FIG. 1 is a configuration diagram schematically showing an embodiment of the present invention, and FIG.
The figure is a side view showing the arrangement of the cylindrical lens according to the present invention, FIG. 3 is a configuration diagram schematically showing an example of the optical scanner according to the present invention, and FIGS. 4 and 5 are other embodiments. FIG. 6 is a side view partially illustrating a conventional example, and FIG. 6 is a perspective view schematically illustrating a conventional example. 13...Digital processing circuit. 14...Position information processing circuit. 15... Output device. A... Light deflection device. B...Reflected light receiving section. C... embellishment part. 1... Band-shaped body. 3...Collimator. 5... Cylindrical concave mirror. 7...Optical fiber. 9...Collimator. 11... Photodetector. 2...Light source. 4... Optical scanner. 6...Cylindrical lens. 8... Integrating sphere. 10... Diffraction grating. 12...Analog processing circuit.

Claims (1)

[Scope of Claims] 1. A light deflection device that irradiates an incident light beam from a light source onto a traveling strip-shaped object to be measured to form a scanning light spot; a cylindrical lens having a focal line along the scanning track of a scanning light spot on the body; an optical fiber positioned behind the cylindrical lens to receive reflected light from the strip; and a light guided by the optical fiber. An integrating sphere that diffusely reflects reflected light and focuses it on one point,
A diffraction grating that separates the light from this integrating sphere, a photodetector that separates the spectral intensity of this diffraction grating into each spectrum and receives the light, and color information is obtained from the intensity of the spectrum that is separated and received by this photodetector. A surface color characteristic measuring device comprising: an output device that calculates and outputs the calculated information along with scanning light position information. 2. The scanning light to the strip-shaped body is at an angle of 45 degrees with respect to this strip-shaped body.

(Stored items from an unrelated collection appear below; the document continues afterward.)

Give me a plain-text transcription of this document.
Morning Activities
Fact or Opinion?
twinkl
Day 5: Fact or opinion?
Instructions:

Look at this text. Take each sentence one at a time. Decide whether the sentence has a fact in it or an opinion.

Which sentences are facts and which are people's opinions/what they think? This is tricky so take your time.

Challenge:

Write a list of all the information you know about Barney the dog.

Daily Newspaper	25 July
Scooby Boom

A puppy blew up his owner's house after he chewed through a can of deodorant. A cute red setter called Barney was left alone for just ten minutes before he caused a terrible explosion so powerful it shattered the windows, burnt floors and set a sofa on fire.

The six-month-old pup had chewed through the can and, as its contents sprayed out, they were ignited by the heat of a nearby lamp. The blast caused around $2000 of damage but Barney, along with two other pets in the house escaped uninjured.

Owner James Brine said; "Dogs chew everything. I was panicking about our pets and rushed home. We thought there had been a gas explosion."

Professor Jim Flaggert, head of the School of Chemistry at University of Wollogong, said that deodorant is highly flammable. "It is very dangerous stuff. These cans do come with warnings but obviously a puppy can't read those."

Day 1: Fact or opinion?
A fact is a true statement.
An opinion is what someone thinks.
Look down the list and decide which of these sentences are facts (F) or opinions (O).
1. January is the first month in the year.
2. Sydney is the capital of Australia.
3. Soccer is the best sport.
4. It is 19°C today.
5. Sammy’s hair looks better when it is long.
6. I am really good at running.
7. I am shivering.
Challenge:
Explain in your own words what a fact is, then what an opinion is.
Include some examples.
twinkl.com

2. The surface color characteristic measuring device according to claim 1, wherein the surface color characteristic measuring device has an incident angle of , and a photodetector detects only diffusely reflected light in a direction perpendicular to the strip. 3. The scanning light to the strip-shaped body is 60° with respect to this strip-shaped body.
2. The surface color characteristic measuring device according to claim 1, wherein the surface color characteristic measuring device has an incident angle of , and the photodetector detects only regularly reflected light.